3 - The error you are getting means that the module chimeraInit.py could not be found in the path. This is most probably due to the previous point. Anyway, if that's not the case, pychimera.patch_environ() deals with this, and should include the CHIMERADIR/share location in it. To check if that's right, please, include the following line before AND after the pychimera calls:

print(sys.path)
jrjhealey commented 8 years ago

Thanks Jaime, this is a huge help! You're saving a considerable chunk of one of my thesis chapters ;)

I am running a Mac but all of the script execution is actually on a Linux (Ubuntu) server I'm SSHd to, so everything will work I hope?!

I see the distinction! I'll make the amendments you suggest when I'm back at my computer and see how I get on.

jaimergp commented 8 years ago

Yep, as long as the host running the script is Linux, you're fine. I've checked several Ubuntu installations and they all run fine. I think that the main issue you have is the CHIMERADIR envvar. Once that's solved, I think it will run OK ;)

I am also doing a PhD, so I know how you feel. Let me know if you need anything else, especially Python related! If you host it in a gist, I can fork it and PR the changes, since I am seeing a couple of issues at first sight.

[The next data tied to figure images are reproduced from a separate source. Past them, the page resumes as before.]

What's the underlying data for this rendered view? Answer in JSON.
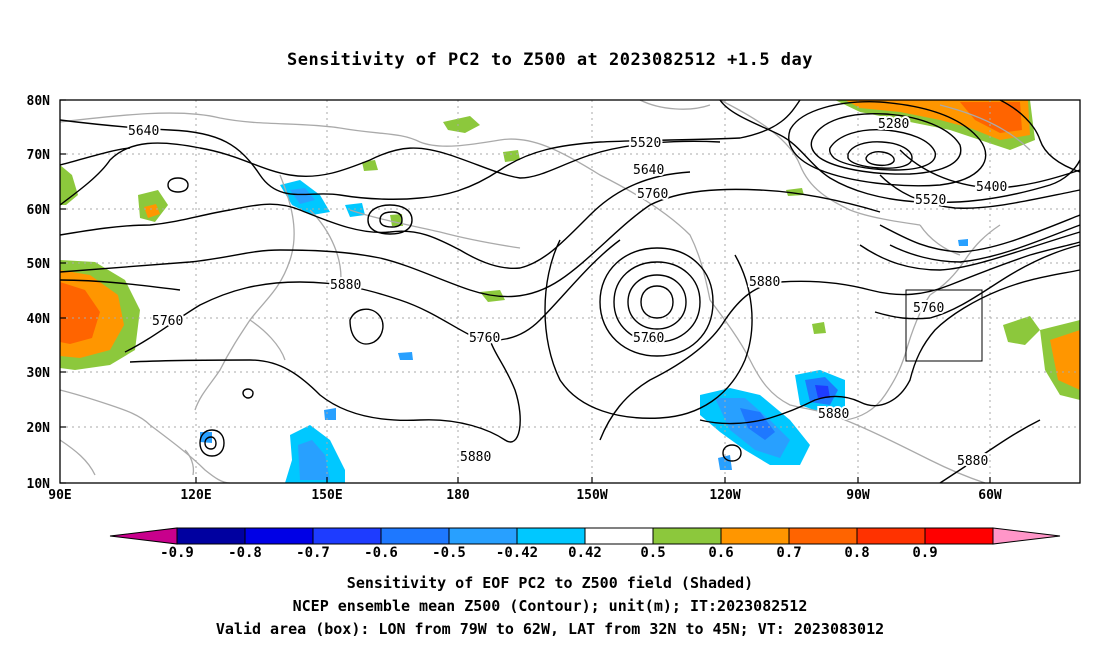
{
  "title": "Sensitivity of PC2 to Z500 at 2023082512 +1.5 day",
  "axes": {
    "lat_labels": [
      "80N",
      "70N",
      "60N",
      "50N",
      "40N",
      "30N",
      "20N",
      "10N"
    ],
    "lon_labels": [
      "90E",
      "120E",
      "150E",
      "180",
      "150W",
      "120W",
      "90W",
      "60W"
    ]
  },
  "colorbar": {
    "labels": [
      "-0.9",
      "-0.8",
      "-0.7",
      "-0.6",
      "-0.5",
      "-0.42",
      "0.42",
      "0.5",
      "0.6",
      "0.7",
      "0.8",
      "0.9"
    ],
    "colors": [
      "#c8008c",
      "#0000a0",
      "#0000e6",
      "#1e3cff",
      "#1e78ff",
      "#28a0ff",
      "#00c8ff",
      "#ffffff",
      "#8cc83c",
      "#ff9600",
      "#ff6400",
      "#ff3200",
      "#ff0000",
      "#ff96c8"
    ]
  },
  "contour_labels": [
    {
      "id": "c5640-west",
      "text": "5640"
    },
    {
      "id": "c5520-mid",
      "text": "5520"
    },
    {
      "id": "c5640-mid",
      "text": "5640"
    },
    {
      "id": "c5760-mid",
      "text": "5760"
    },
    {
      "id": "c5280-arctic",
      "text": "5280"
    },
    {
      "id": "c5400-east",
      "text": "5400"
    },
    {
      "id": "c5520-east",
      "text": "5520"
    },
    {
      "id": "c5880-pacific",
      "text": "5880"
    },
    {
      "id": "c5760-asia",
      "text": "5760"
    },
    {
      "id": "c5760-trough",
      "text": "5760"
    },
    {
      "id": "c5760-low",
      "text": "5760"
    },
    {
      "id": "c5880-na",
      "text": "5880"
    },
    {
      "id": "c5760-box",
      "text": "5760"
    },
    {
      "id": "c5880-gulf",
      "text": "5880"
    },
    {
      "id": "c5880-south",
      "text": "5880"
    },
    {
      "id": "c5880-atl",
      "text": "5880"
    }
  ],
  "captions": {
    "line1": "Sensitivity of EOF PC2 to Z500 field (Shaded)",
    "line2": "NCEP ensemble mean Z500 (Contour); unit(m); IT:2023082512",
    "line3": "Valid area (box): LON from 79W to 62W, LAT from 32N to 45N; VT: 2023083012"
  }
}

jrjhealey commented 7 years ago

Hi Jaime,

Thanks once again for your help here and over on Chimera users. I finished the script (though there are certainly still some bugs in it!). I may do as you say and put together a gist if I get around to it (I've posted a pastebin link over on the users forum in the meantime anyway if you're interested).

Pychimera is excellent (and I followed your suggestion of installing everything inside a miniconda environment which worked flawlessly).

Feel free to close this as I'm aware it's not really an 'issue'!

Thanks again,

Joe

jaimergp commented 7 years ago

It's a pleasure to see my coding efforts being helpful to others, so thanks to you!